Prove: For a smooth curve $C$ parameterized by $r(s)$ where $s$ is arc length,$r′(s)$ satisfies $|r′(s)| = 1$.
I understand that $|r'(s)|$ should equals to one because it's the magnitude of change in distance travelled with respect to arc length. However, I am having a hard time coming up with a proof. Can someone please help?
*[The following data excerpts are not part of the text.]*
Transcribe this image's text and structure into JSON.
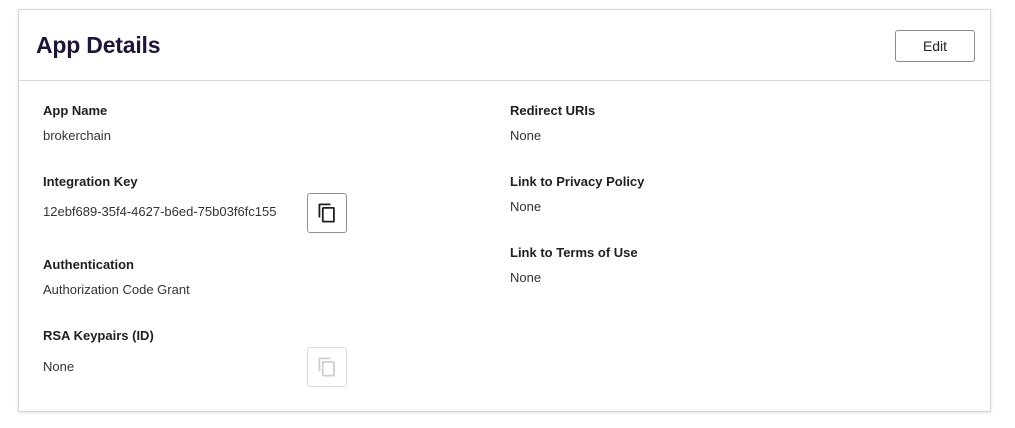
{
  "header": {
    "title": "App Details",
    "edit_label": "Edit"
  },
  "left_column": {
    "app_name": {
      "label": "App Name",
      "value": "brokerchain"
    },
    "integration_key": {
      "label": "Integration Key",
      "value": "12ebf689-35f4-4627-b6ed-75b03f6fc155",
      "copy_icon": "copy-icon"
    },
    "authentication": {
      "label": "Authentication",
      "value": "Authorization Code Grant"
    },
    "rsa_keypairs": {
      "label": "RSA Keypairs (ID)",
      "value": "None",
      "copy_icon": "copy-icon",
      "copy_disabled": true
    }
  },
  "right_column": {
    "redirect_uris": {
      "label": "Redirect URIs",
      "value": "None"
    },
    "privacy_policy": {
      "label": "Link to Privacy Policy",
      "value": "None"
    },
    "terms_of_use": {
      "label": "Link to Terms of Use",
      "value": "None"
    }
  },
  "colors": {
    "title": "#1e1538",
    "border": "#d6d6d6",
    "copy_icon": "#1f1f1f",
    "copy_icon_disabled": "#cfcfcf"
  }
}
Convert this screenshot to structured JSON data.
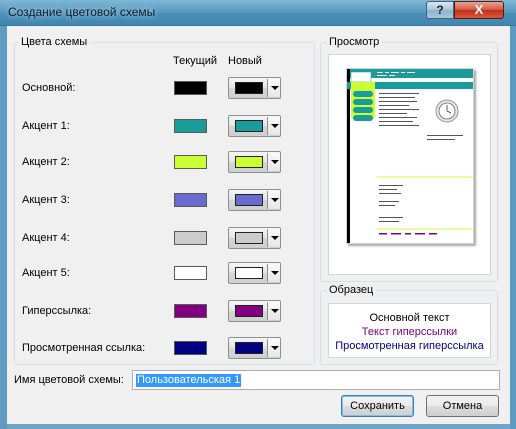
{
  "window": {
    "title": "Создание цветовой схемы",
    "help_glyph": "?",
    "close_glyph": "X"
  },
  "scheme_colors": {
    "group_label": "Цвета схемы",
    "current_header": "Текущий",
    "new_header": "Новый",
    "rows": [
      {
        "label": "Основной:",
        "current": "#000000",
        "new": "#000000"
      },
      {
        "label": "Акцент 1:",
        "current": "#1a9c9a",
        "new": "#1a9c9a"
      },
      {
        "label": "Акцент 2:",
        "current": "#ccff33",
        "new": "#ccff33"
      },
      {
        "label": "Акцент 3:",
        "current": "#6b6bcf",
        "new": "#6b6bcf"
      },
      {
        "label": "Акцент 4:",
        "current": "#cccccc",
        "new": "#cccccc"
      },
      {
        "label": "Акцент 5:",
        "current": "#ffffff",
        "new": "#ffffff"
      },
      {
        "label": "Гиперссылка:",
        "current": "#800080",
        "new": "#800080"
      },
      {
        "label": "Просмотренная ссылка:",
        "current": "#000080",
        "new": "#000080"
      }
    ]
  },
  "preview": {
    "group_label": "Просмотр",
    "accent_teal": "#1a9c9a",
    "accent_lime": "#ccff33"
  },
  "sample": {
    "group_label": "Образец",
    "main_text": "Основной текст",
    "hyperlink_text": "Текст гиперссылки",
    "visited_text": "Просмотренная гиперссылка",
    "main_color": "#000000",
    "hyperlink_color": "#800080",
    "visited_color": "#000080"
  },
  "scheme_name": {
    "label": "Имя цветовой схемы:",
    "value": "Пользовательская 1"
  },
  "buttons": {
    "save": "Сохранить",
    "cancel": "Отмена"
  }
}
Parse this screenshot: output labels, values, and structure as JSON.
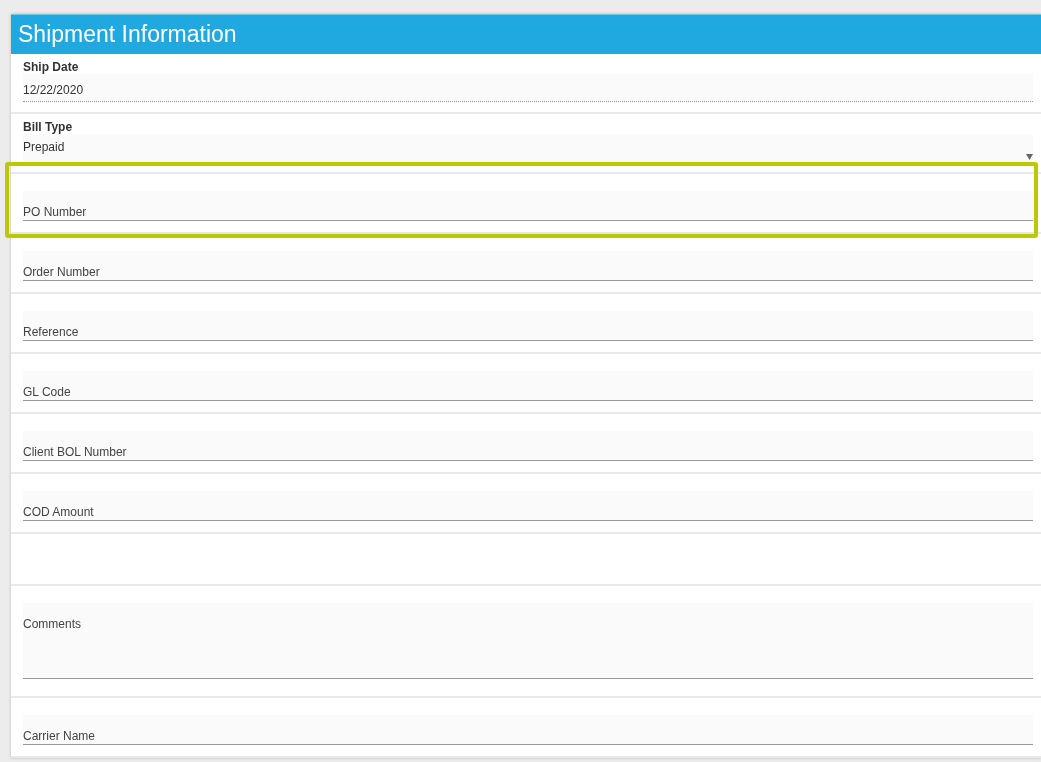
{
  "panel": {
    "title": "Shipment Information"
  },
  "fields": [
    {
      "kind": "date",
      "label": "Ship Date",
      "value": "12/22/2020",
      "highlighted": false
    },
    {
      "kind": "select",
      "label": "Bill Type",
      "value": "Prepaid",
      "highlighted": false
    },
    {
      "kind": "text",
      "placeholder": "PO Number",
      "highlighted": true
    },
    {
      "kind": "text",
      "placeholder": "Order Number",
      "highlighted": false
    },
    {
      "kind": "text",
      "placeholder": "Reference",
      "highlighted": false
    },
    {
      "kind": "text",
      "placeholder": "GL Code",
      "highlighted": false
    },
    {
      "kind": "text",
      "placeholder": "Client BOL Number",
      "highlighted": false
    },
    {
      "kind": "text",
      "placeholder": "COD Amount",
      "highlighted": false
    },
    {
      "kind": "spacer",
      "highlighted": false
    },
    {
      "kind": "textarea",
      "placeholder": "Comments",
      "highlighted": false
    },
    {
      "kind": "text",
      "placeholder": "Carrier Name",
      "highlighted": false
    }
  ]
}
Given another equivalent parametrization of the same curve $\tilde{r}(t),$ we have that $$ s(t)=(C)\int_O^Pds=\int_{t_0}^t\left|\frac{d\tilde{r}(\tau)}{d\tau}\right|d\tau $$ so that $$ \frac{ds(t)}{dt}=\left|\frac{d\tilde{r}(t)}{dt}\right|. $$ Moreover, given the relation between the two parametrizations $$ \tilde{r}(t)=r(s(t)) $$ dy differentiating $$ \frac{d\tilde{r}(t)}{dt}=\frac{dr(s(t))}{ds}\frac{ds(t)}{dt}=\frac{dr(s(t))}{ds}\left|\frac{d\tilde{r}(t)}{dt}\right| $$ and taking the modulus $$ \left|\frac{dr(s(t))}{ds}\right|=1 $$